10.              a) En définitive, le recours doit être rejeté et la décision attaquée confirmée.

 

              b) La procédure de recours en matière de contestations portant sur l’octroi ou le refus de prestations de l’assurance-invalidité est soumise à des frais de justice (art. 69 al. 1bis LAI).
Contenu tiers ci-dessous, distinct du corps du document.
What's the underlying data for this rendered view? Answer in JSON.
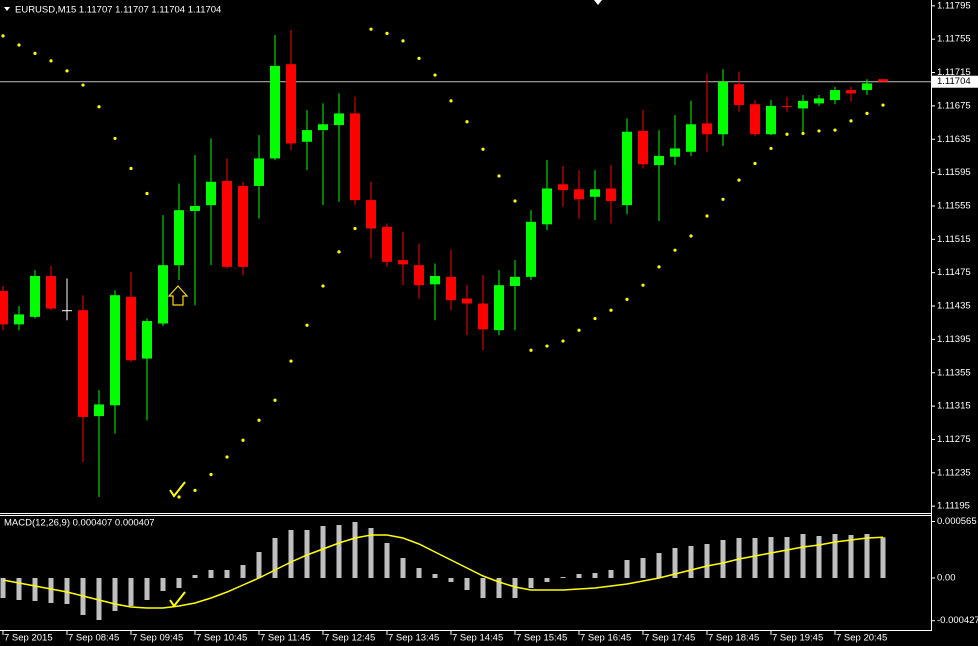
{
  "chart_data": [
    {
      "type": "candlestick",
      "title": "EURUSD,M15  1.11707 1.11707 1.11704 1.11704",
      "up_color": "#00ff00",
      "down_color": "#ff0000",
      "doji_color": "#ffffff",
      "open": [
        1.11453,
        1.11413,
        1.11422,
        1.11471,
        1.1143,
        1.1143,
        1.11303,
        1.11316,
        1.11446,
        1.11372,
        1.11414,
        1.11484,
        1.11549,
        1.11556,
        1.11585,
        1.11579,
        1.11579,
        1.11612,
        1.11725,
        1.11632,
        1.11646,
        1.11652,
        1.11666,
        1.11562,
        1.1153,
        1.1149,
        1.11484,
        1.11461,
        1.1147,
        1.11444,
        1.11438,
        1.11406,
        1.11459,
        1.1147,
        1.11533,
        1.11581,
        1.11575,
        1.11566,
        1.11576,
        1.11556,
        1.11645,
        1.11604,
        1.11614,
        1.1162,
        1.11654,
        1.11641,
        1.11701,
        1.11677,
        1.11641,
        1.11675,
        1.11672,
        1.11678,
        1.11682,
        1.11694,
        1.11694,
        1.11707
      ],
      "high": [
        1.11459,
        1.11435,
        1.11478,
        1.11483,
        1.11468,
        1.11448,
        1.11334,
        1.11454,
        1.11476,
        1.1142,
        1.11544,
        1.11582,
        1.11616,
        1.11636,
        1.11612,
        1.11584,
        1.1164,
        1.1176,
        1.11766,
        1.1167,
        1.11678,
        1.1169,
        1.11686,
        1.11584,
        1.11534,
        1.11524,
        1.1151,
        1.11486,
        1.11503,
        1.1146,
        1.11472,
        1.11478,
        1.1149,
        1.1155,
        1.1161,
        1.11603,
        1.11598,
        1.11598,
        1.11604,
        1.1166,
        1.1167,
        1.11646,
        1.11664,
        1.11681,
        1.11714,
        1.11719,
        1.11716,
        1.11682,
        1.11682,
        1.11686,
        1.11688,
        1.11688,
        1.11698,
        1.11698,
        1.11707,
        1.11707
      ],
      "low": [
        1.11406,
        1.11406,
        1.1142,
        1.1143,
        1.11418,
        1.11248,
        1.11206,
        1.11282,
        1.11368,
        1.11298,
        1.11411,
        1.11466,
        1.11436,
        1.11484,
        1.1148,
        1.11472,
        1.1154,
        1.1161,
        1.11622,
        1.11598,
        1.11556,
        1.1156,
        1.11556,
        1.11492,
        1.11482,
        1.1146,
        1.11444,
        1.11418,
        1.1143,
        1.114,
        1.11382,
        1.114,
        1.11406,
        1.11466,
        1.11526,
        1.11554,
        1.1154,
        1.11538,
        1.11534,
        1.11545,
        1.116,
        1.11537,
        1.11604,
        1.11615,
        1.1162,
        1.11627,
        1.11668,
        1.11639,
        1.1164,
        1.11668,
        1.1164,
        1.11675,
        1.11677,
        1.1168,
        1.11688,
        1.11704
      ],
      "close": [
        1.11413,
        1.11425,
        1.11471,
        1.11432,
        1.1143,
        1.11302,
        1.11317,
        1.11448,
        1.1137,
        1.11417,
        1.11484,
        1.1155,
        1.11555,
        1.11584,
        1.11482,
        1.11482,
        1.11612,
        1.11723,
        1.1163,
        1.11646,
        1.11653,
        1.11666,
        1.11562,
        1.11528,
        1.11488,
        1.11485,
        1.1146,
        1.11471,
        1.11442,
        1.11438,
        1.11407,
        1.1146,
        1.1147,
        1.11536,
        1.11576,
        1.11574,
        1.11563,
        1.11575,
        1.11561,
        1.11644,
        1.11605,
        1.11615,
        1.11624,
        1.11653,
        1.11641,
        1.11704,
        1.11676,
        1.11641,
        1.11675,
        1.11674,
        1.11681,
        1.11684,
        1.11694,
        1.1169,
        1.11702,
        1.11704
      ],
      "sar": {
        "color": "#ffff00",
        "values": [
          1.11759,
          1.11748,
          1.11738,
          1.11729,
          1.11717,
          1.117,
          1.11674,
          1.11636,
          1.116,
          1.1157,
          null,
          1.11206,
          1.11214,
          1.11233,
          1.11254,
          1.11274,
          1.11298,
          1.11322,
          1.11369,
          1.11412,
          1.11459,
          1.115,
          1.11528,
          1.11767,
          1.11762,
          1.11753,
          1.11732,
          1.11712,
          1.11681,
          1.11656,
          1.11623,
          1.11591,
          1.11561,
          1.11382,
          1.11387,
          1.11393,
          1.11406,
          1.1142,
          1.1143,
          1.11443,
          1.1146,
          1.11482,
          1.11502,
          1.11519,
          1.11543,
          1.11563,
          1.11586,
          1.11606,
          1.11624,
          1.11641,
          1.11642,
          1.11645,
          1.11646,
          1.11657,
          1.11666,
          1.11676
        ]
      },
      "current_price": 1.11704,
      "ylim": [
        1.11188,
        1.11802
      ],
      "yticks": [
        1.11795,
        1.11755,
        1.11715,
        1.11675,
        1.11635,
        1.11595,
        1.11555,
        1.11515,
        1.11475,
        1.11435,
        1.11395,
        1.11355,
        1.11315,
        1.11275,
        1.11235,
        1.11195
      ]
    },
    {
      "type": "bar",
      "title": "MACD(12,26,9) 0.000407 0.000407",
      "color": "#c0c0c0",
      "categories": [
        "7 Sep 2015",
        null,
        null,
        null,
        "7 Sep 08:45",
        null,
        null,
        null,
        "7 Sep 09:45",
        null,
        null,
        null,
        "7 Sep 10:45",
        null,
        null,
        null,
        "7 Sep 11:45",
        null,
        null,
        null,
        "7 Sep 12:45",
        null,
        null,
        null,
        "7 Sep 13:45",
        null,
        null,
        null,
        "7 Sep 14:45",
        null,
        null,
        null,
        "7 Sep 15:45",
        null,
        null,
        null,
        "7 Sep 16:45",
        null,
        null,
        null,
        "7 Sep 17:45",
        null,
        null,
        null,
        "7 Sep 18:45",
        null,
        null,
        null,
        "7 Sep 19:45",
        null,
        null,
        null,
        "7 Sep 20:45",
        null,
        null,
        null
      ],
      "values": [
        -0.0002,
        -0.00022,
        -0.00023,
        -0.00025,
        -0.00026,
        -0.00037,
        -0.00042,
        -0.00033,
        -0.00028,
        -0.00022,
        -0.00013,
        -0.0001,
        3e-05,
        8e-05,
        8e-05,
        0.00013,
        0.00026,
        0.0004,
        0.00048,
        0.00048,
        0.00052,
        0.00053,
        0.00056,
        0.0005,
        0.00035,
        0.0002,
        0.0001,
        4e-05,
        -4e-05,
        -0.00012,
        -0.0002,
        -0.0002,
        -0.0002,
        -0.0001,
        -4e-05,
        1e-05,
        4e-05,
        5e-05,
        8e-05,
        0.00018,
        0.0002,
        0.00025,
        0.0003,
        0.00032,
        0.00034,
        0.00038,
        0.0004,
        0.0004,
        0.00041,
        0.00041,
        0.00044,
        0.00042,
        0.00044,
        0.00043,
        0.00044,
        0.000407
      ],
      "signal": {
        "color": "#ffff00",
        "values": [
          -2e-05,
          -5e-05,
          -8e-05,
          -0.00011,
          -0.00014,
          -0.00018,
          -0.00022,
          -0.00026,
          -0.00029,
          -0.0003,
          -0.0003,
          -0.00028,
          -0.00025,
          -0.0002,
          -0.00014,
          -7e-05,
          0,
          8e-05,
          0.00016,
          0.00023,
          0.00029,
          0.00035,
          0.0004,
          0.00043,
          0.00043,
          0.0004,
          0.00034,
          0.00026,
          0.00018,
          0.0001,
          2e-05,
          -4e-05,
          -9e-05,
          -0.00012,
          -0.00012,
          -0.00012,
          -0.00011,
          -0.0001,
          -8e-05,
          -6e-05,
          -3e-05,
          0,
          4e-05,
          8e-05,
          0.00012,
          0.00015,
          0.00019,
          0.00022,
          0.00025,
          0.00028,
          0.00031,
          0.00033,
          0.00036,
          0.00038,
          0.0004,
          0.000407
        ]
      },
      "ylim": [
        -0.00052,
        0.00062
      ],
      "yticks": [
        {
          "value": 0.000565,
          "label": "0.000565"
        },
        {
          "value": 0,
          "label": "0.00"
        },
        {
          "value": -0.000427,
          "label": "-0.000427"
        }
      ]
    }
  ]
}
Il convient de les fixer à 600 fr. et de les mettre à la charge de la partie recourante, vu le sort de ses conclusions.

 

              Il n’y a pas lieu d’allouer de dépens à la partie recourante, qui n’obtient pas gain de cause (art. 61 let. g LPGA).

 

 

Par ces motifs,

la Cour des assurances sociales

prononce :

 

              I.              Le recours est rejeté.

 

              II.              La décision rendue le 16 juin 2021 par l’Office de l’assurance-invalidité pour le canton de Vaud est confirmée.

 

              III.              Les frais judiciaires, arrêtés à 600 fr. (six cents francs), sont mis à la charge de F.________.

 

              IV.              Il n’est pas alloué de dépens.

 

 

La présidente :               La greffière :

 


 

Du

 

              L'arrêt qui précède, dont la rédaction a été approuvée à huis clos, est notifié à :

 

‑              Me Monnard Séchaud (pour F.________),

‑              Office de l'assurance-invalidité pour le canton de Vaud,

-              Office fédéral des assurances sociales,

 

par l'envoi de photocopies.

 

              Le présent arrêt peut faire l'objet d'un recours en matière de droit public devant le Tribunal fédéral au sens des art. 82 ss LTF (loi du 17 juin 2005 sur le Tribunal fédéral ; RS 173.110), cas échéant d'un recours constitutionnel subsidiaire au sens des art. 113 ss LTF. Ces recours doivent être déposés devant le Tribunal fédéral (Schweizerhofquai 6, 6004 Lucerne) dans les trente jours qui suivent la présente notification (art. 100 al. 1 LTF).